Here and now we can experience God in our midst because God is attached to us.  Out of this relationship, we have the strength to be God’s hands and feet in the world.  We can honor one another through acts of loving-kindness and service.  Perhaps it’s not going to look as dramatic as those African Americans in Charleston on what could have been the first Memorial Day.  Though their example is something to think about this weekend.  How do we live out our Christian beliefs by honoring one another?

This ancient story in Isaiah that grounds our actions and our thinking today still rings true.  The very order in Isaiah’s Call Story is echoed in the way that we worship God in the Christian Church in 2018.  Praise, confession, forgiveness of sins, listening to the Word, and responding to the Word.[4]  The order in which we worship has some majorly significant roots, my friends.  God’s forgiveness and granting us new life in Jesus Christ gives us strength to go out and make a difference.  Our praise of God helps us to remember that God is “holy, holy, holy” and worthy of our worship both in our words and deeds.  This ancient story has modern implications.

So Isaiah’s call story emphasizes the necessity of knowing how we view God because that affects how we live out our faiths.  And the power of religious experiences helps us turn our faith into action.  Encountering the Holy changes us for the better and we have a responsibility afterwards to respond.  Hopefully with, “Here am I; send me!”

Feels like we’re hearing a lot about being sent out lately with it being graduation season.  Whether it’s high school, college, or graduate school, speakers often contemplate the places we will go.  We might come across commencement addresses that truly capture our attention, from politicians to actors to athletes to authors to heads of corporations—there are many inspiring messages.

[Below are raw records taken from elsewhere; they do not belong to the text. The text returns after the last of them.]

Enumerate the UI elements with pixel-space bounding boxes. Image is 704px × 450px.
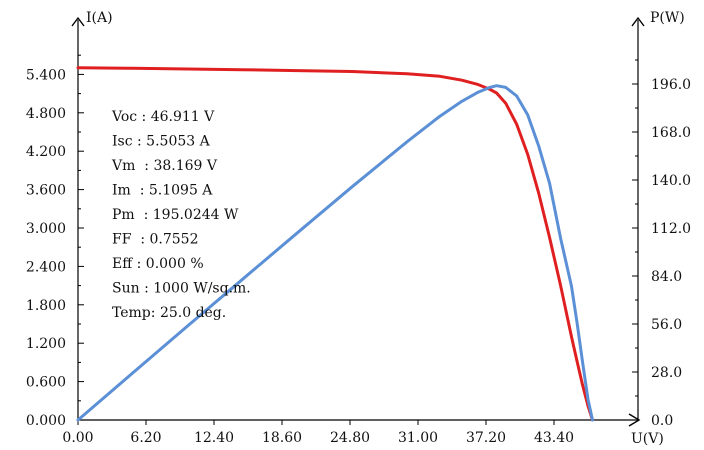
left-y-tick-label: 0.000 [26,413,66,429]
x-tick-label: 6.20 [130,430,161,446]
left-y-tick-label: 3.000 [26,221,66,237]
ticks-group: 0.00 6.20 12.40 18.60 24.80 31.00 37.20 43.40 0.… [26,54,691,446]
left-y-tick-label: 5.400 [26,67,66,83]
right-y-tick-label: 140.0 [651,173,691,189]
right-y-tick-label: 28.0 [651,365,682,381]
right-y-axis-arrow [631,16,645,27]
x-tick-label: 12.40 [194,430,234,446]
x-axis-arrow [628,413,641,427]
left-y-tick-label: 3.600 [26,183,66,199]
right-y-tick-label: 112.0 [651,221,691,237]
info-line: Im : 5.1095 A [112,183,213,199]
left-y-tick-label: 0.600 [26,375,66,391]
right-y-tick-label: 84.0 [651,269,682,285]
info-line: Sun : 1000 W/sq.m. [112,281,251,297]
info-line: Pm : 195.0244 W [112,207,239,223]
x-tick-label: 24.80 [330,430,370,446]
info-line: Temp: 25.0 deg. [112,305,226,321]
right-y-tick-label: 56.0 [651,317,682,333]
x-tick-label: 0.00 [62,430,93,446]
info-line: Isc : 5.5053 A [112,134,211,150]
left-y-axis-arrow [71,16,85,27]
left-y-axis-title: I(A) [86,10,113,26]
right-y-tick-label: 196.0 [651,77,691,93]
x-axis-title: U(V) [631,431,664,447]
right-y-tick-label: 168.0 [651,125,691,141]
info-line: FF : 0.7552 [112,232,198,248]
right-y-tick-label: 0.0 [651,413,673,429]
right-y-axis-title: P(W) [650,10,685,26]
left-y-tick-label: 1.200 [26,336,66,352]
left-y-tick-label: 4.800 [26,106,66,122]
axes-group [71,16,645,427]
x-tick-label: 31.00 [398,430,438,446]
series-group [76,66,594,422]
info-block: Voc : 46.911 V Isc : 5.5053 A Vm : 38.169 … [111,109,251,321]
left-y-tick-label: 2.400 [26,259,66,275]
x-tick-label: 43.40 [534,430,574,446]
info-line: Voc : 46.911 V [111,109,215,125]
power-curve [76,84,594,422]
x-tick-label: 18.60 [262,430,302,446]
x-tick-label: 37.20 [466,430,506,446]
info-line: Vm : 38.169 V [111,158,218,174]
left-y-tick-label: 4.200 [26,144,66,160]
current-curve [76,66,594,422]
info-line: Eff : 0.000 % [112,256,204,272]
left-y-tick-label: 1.800 [26,298,66,314]
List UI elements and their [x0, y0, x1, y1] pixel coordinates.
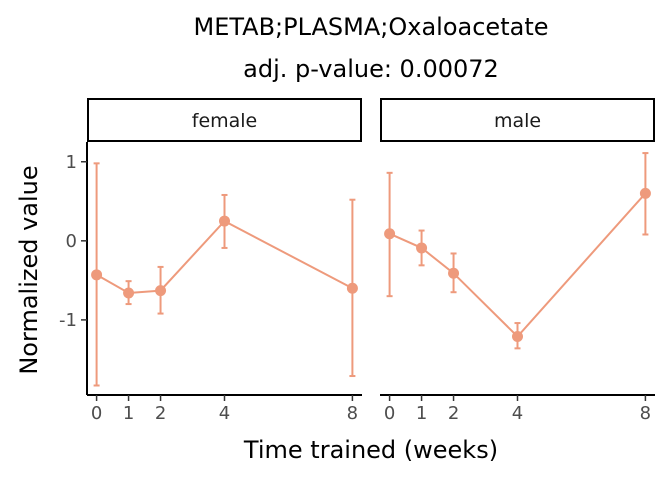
x-tick-label: 4: [512, 403, 523, 424]
data-point: [346, 282, 358, 294]
x-tick-label: 2: [155, 403, 166, 424]
x-tick-label: 1: [416, 403, 427, 424]
y-tick-label: -1: [59, 310, 77, 331]
x-tick-label: 0: [91, 403, 102, 424]
strip-label: female: [192, 110, 258, 132]
chart-subtitle: adj. p-value: 0.00072: [243, 55, 499, 83]
x-tick-label: 8: [347, 403, 358, 424]
x-axis-title: Time trained (weeks): [243, 436, 498, 464]
strip-box: [380, 98, 655, 142]
data-point: [448, 267, 460, 279]
data-point: [416, 242, 428, 254]
series-line: [389, 192, 647, 338]
chart-title: METAB;PLASMA;Oxaloacetate: [193, 13, 548, 41]
y-tick-label: 0: [66, 231, 77, 252]
data-point: [639, 187, 651, 199]
x-tick-label: 2: [448, 403, 459, 424]
data-point: [123, 287, 135, 299]
data-point: [512, 330, 523, 342]
x-tick-label: 8: [640, 403, 651, 424]
x-tick-label: 0: [384, 403, 395, 424]
data-point: [384, 228, 396, 240]
strip-box: [87, 98, 362, 142]
panel-male: male 0 1 2 4 8: [380, 98, 655, 424]
strip-label: male: [494, 110, 541, 132]
y-tick-label: 1: [66, 152, 77, 173]
data-point: [91, 269, 103, 281]
x-tick-label: 1: [123, 403, 134, 424]
y-axis-title: Normalized value: [15, 165, 43, 374]
data-point: [155, 285, 167, 297]
data-point: [219, 215, 230, 227]
x-tick-label: 4: [219, 403, 230, 424]
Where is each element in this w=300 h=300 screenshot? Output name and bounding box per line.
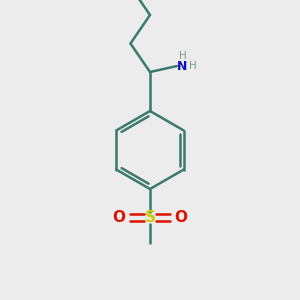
Text: H: H [189,61,196,71]
Text: H: H [178,51,186,62]
Text: O: O [174,210,188,225]
Text: O: O [112,210,126,225]
Text: S: S [145,210,155,225]
Text: N: N [177,59,188,73]
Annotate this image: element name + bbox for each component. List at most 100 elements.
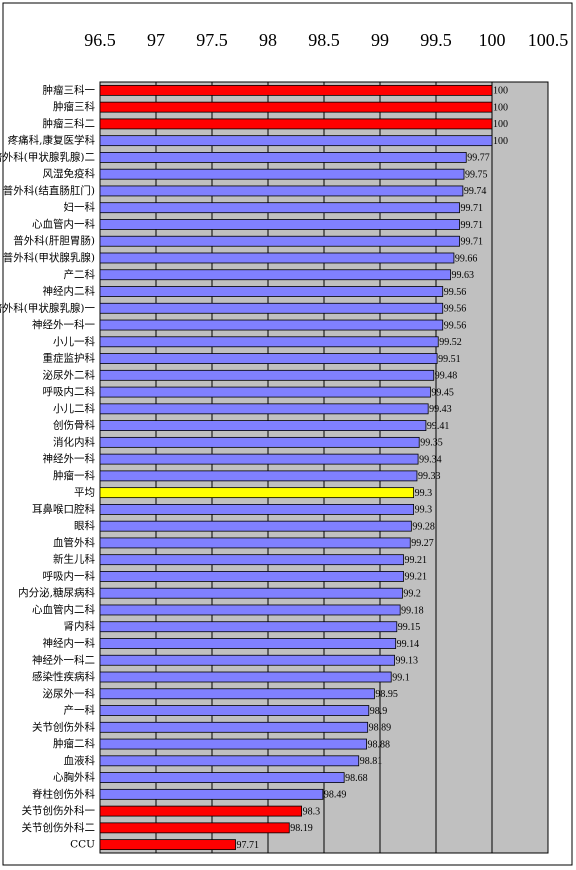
value-label: 99.13 (396, 656, 419, 667)
y-tick-label: 呼吸内一科 (43, 569, 96, 582)
y-tick-label: 肾内科 (64, 620, 96, 633)
y-tick-label: 普外科(肝胆胃肠) (13, 234, 95, 247)
bar (99, 470, 418, 482)
value-label: 99.51 (438, 354, 461, 365)
bar (99, 738, 367, 750)
y-tick-label: 神经内一科 (43, 636, 96, 649)
bar (99, 822, 290, 834)
value-label: 98.3 (303, 806, 321, 817)
value-label: 99.41 (427, 421, 450, 432)
bar (99, 386, 431, 398)
y-tick-label: 心血管内一科 (32, 217, 95, 230)
y-tick-label: 妇一科 (64, 201, 96, 214)
x-tick-label: 99.5 (420, 30, 452, 50)
value-label: 99.45 (431, 387, 454, 398)
bar (99, 839, 236, 851)
value-label: 99.18 (401, 605, 424, 616)
bar (99, 638, 397, 649)
y-tick-label: 内分泌,糖尿病科 (18, 586, 95, 599)
bar (99, 152, 467, 163)
bar (99, 101, 493, 113)
value-label: 100 (493, 136, 508, 147)
value-label: 99.28 (412, 521, 435, 532)
y-tick-label: 肿瘤三科二 (43, 117, 96, 130)
value-label: 98.89 (369, 723, 392, 734)
value-label: 99.34 (419, 454, 442, 465)
bar (99, 755, 360, 767)
x-tick-label: 98 (259, 30, 277, 50)
y-tick-label: 产二科 (64, 268, 96, 281)
x-tick-label: 98.5 (308, 30, 340, 50)
y-tick-label: 消化内科 (53, 435, 95, 448)
bar (99, 654, 395, 666)
bar (99, 788, 324, 800)
value-label: 98.81 (360, 756, 383, 767)
bar (99, 688, 375, 700)
bar (99, 336, 439, 348)
y-tick-label: 普外科(结直肠肛门) (3, 184, 95, 197)
y-tick-label: 肿瘤三科 (53, 100, 95, 113)
y-tick-label: 关节创伤外科二 (22, 821, 96, 834)
y-tick-label: 肿瘤三科一 (43, 83, 96, 96)
bar (99, 252, 455, 264)
y-tick-label: 小儿二科 (53, 402, 95, 415)
bar (99, 805, 303, 817)
bar (99, 135, 493, 147)
y-tick-label: 普外科(甲状腺乳腺)一 (0, 301, 95, 314)
y-tick-label: 血管外科 (53, 536, 95, 549)
x-tick-label: 100 (479, 30, 506, 50)
value-label: 100 (493, 102, 508, 113)
y-tick-label: 神经外一科二 (32, 653, 95, 666)
value-label: 99.27 (411, 538, 434, 549)
value-label: 99.3 (415, 505, 433, 516)
y-tick-label: 血液科 (64, 754, 96, 767)
y-tick-label: 小儿一科 (53, 335, 95, 348)
bar (99, 587, 403, 599)
y-tick-label: 创伤骨科 (53, 419, 95, 432)
y-tick-label: 普外科(甲状腺乳腺)二 (0, 150, 95, 163)
y-tick-label: 关节创伤外科一 (22, 804, 96, 817)
bar (99, 537, 411, 549)
bar (99, 671, 392, 683)
y-tick-label: CCU (70, 839, 95, 851)
bar (99, 353, 438, 364)
y-tick-label: 疼痛科,康复医学科 (8, 134, 96, 147)
value-label: 99.56 (444, 320, 467, 331)
bar (99, 420, 427, 431)
value-label: 99.43 (429, 404, 452, 415)
bar (99, 84, 493, 96)
bar (99, 604, 401, 616)
bar (99, 504, 415, 515)
bar (99, 202, 460, 214)
value-label: 99.35 (420, 438, 443, 449)
bar (99, 185, 464, 197)
bar (99, 621, 398, 633)
value-label: 99.15 (398, 622, 421, 633)
bar (99, 168, 465, 180)
bar (99, 571, 404, 582)
bar (99, 520, 412, 532)
y-tick-label: 新生儿科 (53, 553, 95, 566)
y-tick-label: 神经外一科一 (32, 318, 95, 331)
y-tick-label: 肿瘤二科 (53, 737, 95, 750)
y-tick-label: 感染性疾病科 (32, 670, 95, 683)
bar (99, 319, 444, 331)
value-label: 99.63 (452, 270, 475, 281)
y-tick-label: 耳鼻喉口腔科 (32, 502, 95, 515)
y-tick-label: 肿瘤一科 (53, 469, 95, 482)
value-label: 99.77 (467, 153, 490, 164)
value-label: 98.95 (375, 689, 398, 700)
bar (99, 302, 444, 314)
value-label: 99.56 (444, 287, 467, 298)
y-tick-label: 重症监护科 (43, 352, 96, 365)
y-tick-label: 神经外一科 (43, 452, 96, 465)
y-tick-label: 泌尿外一科 (43, 687, 96, 700)
y-tick-label: 关节创伤外科 (32, 720, 95, 733)
bar (99, 269, 451, 281)
bar (99, 705, 370, 716)
x-tick-label: 100.5 (528, 30, 569, 50)
value-label: 99.71 (461, 237, 484, 248)
bar (99, 403, 429, 415)
x-tick-label: 96.5 (84, 30, 116, 50)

One amazing commencement addresses that was actually made into a small book is from J.K. Rowling.  She gave the address at Harvard, and her words ring so true!  Here the author of the Harry Potter series who came out of poverty in Scotland looked out at the graduating class and said, “But how much more are you, Harvard graduates of 2008, likely to touch other peoples’ lives?  Your intelligence, your capacity for hard work, the education you have earned and received, give you unique status and unique responsibilities . . . if you choose to use your status and influence to raise your voice on behalf of those who have no voice; if you choose to identify not only with the powerful but with the powerless; if you retain the ability to imagine yourself into the lives of those who do not have your advantages, then it will not only be your families who celebrate your existence but thousands and millions of people whose reality you have helped change.  We do not need magic to transform our world; we carry all the power we need inside ourselves already.”[5]

Now don’t these words ring true?  Intelligence, capacity for hard work, and responsibilities—this can be addressed to the Christian Church in the United States.  It doesn’t take magic to transform our world.  We already have that power inside of us for we have God-given gifts and a great deal to be thankful for.  Some days it sure may not feel that way.  Yet as we used to cheer in Seminary, “God is good all the time!  And all the time, God is good!”

Our good God needs us.  “Whom shall I send, and who will go for us?”  Will we slink away and avoid eye contact or will be declare, “Here am I; send me!”  Send me out into my community to witness to your love.  Send me out to speak to my friends about what our church family means to me and could mean for them.  Send me out to serve others in your name, O God.  Send me out to work for justice and peace.  Send me out to be kind and pay attention.  For we believe that you, O God, are holy, holy, holy—and here we are, send us!  Thanks be to God.  Amen.

[1] Isaiah 6:3, 6:5, and 6:8, NRSV.
[2] Notes from Dr. Benjamin Valentine, Systematic Theology I, Andover Newton Theological School, Fall Semester 2007.
[3] “Memorial Day,” Snopes, http://www.snopes.com/military/memorialday.asp
[4] Kristin Emery Saldine, Pastoral Perspective of Isaiah 6:1-8 in Feasting on the Word: Preaching the Revised Common Lectionary, Year B, Volume 3, 30.
[5] J.K. Rowling, Very Good Lives: The Fringe Benefits of Failure and the Importance of Imagination, 65-67.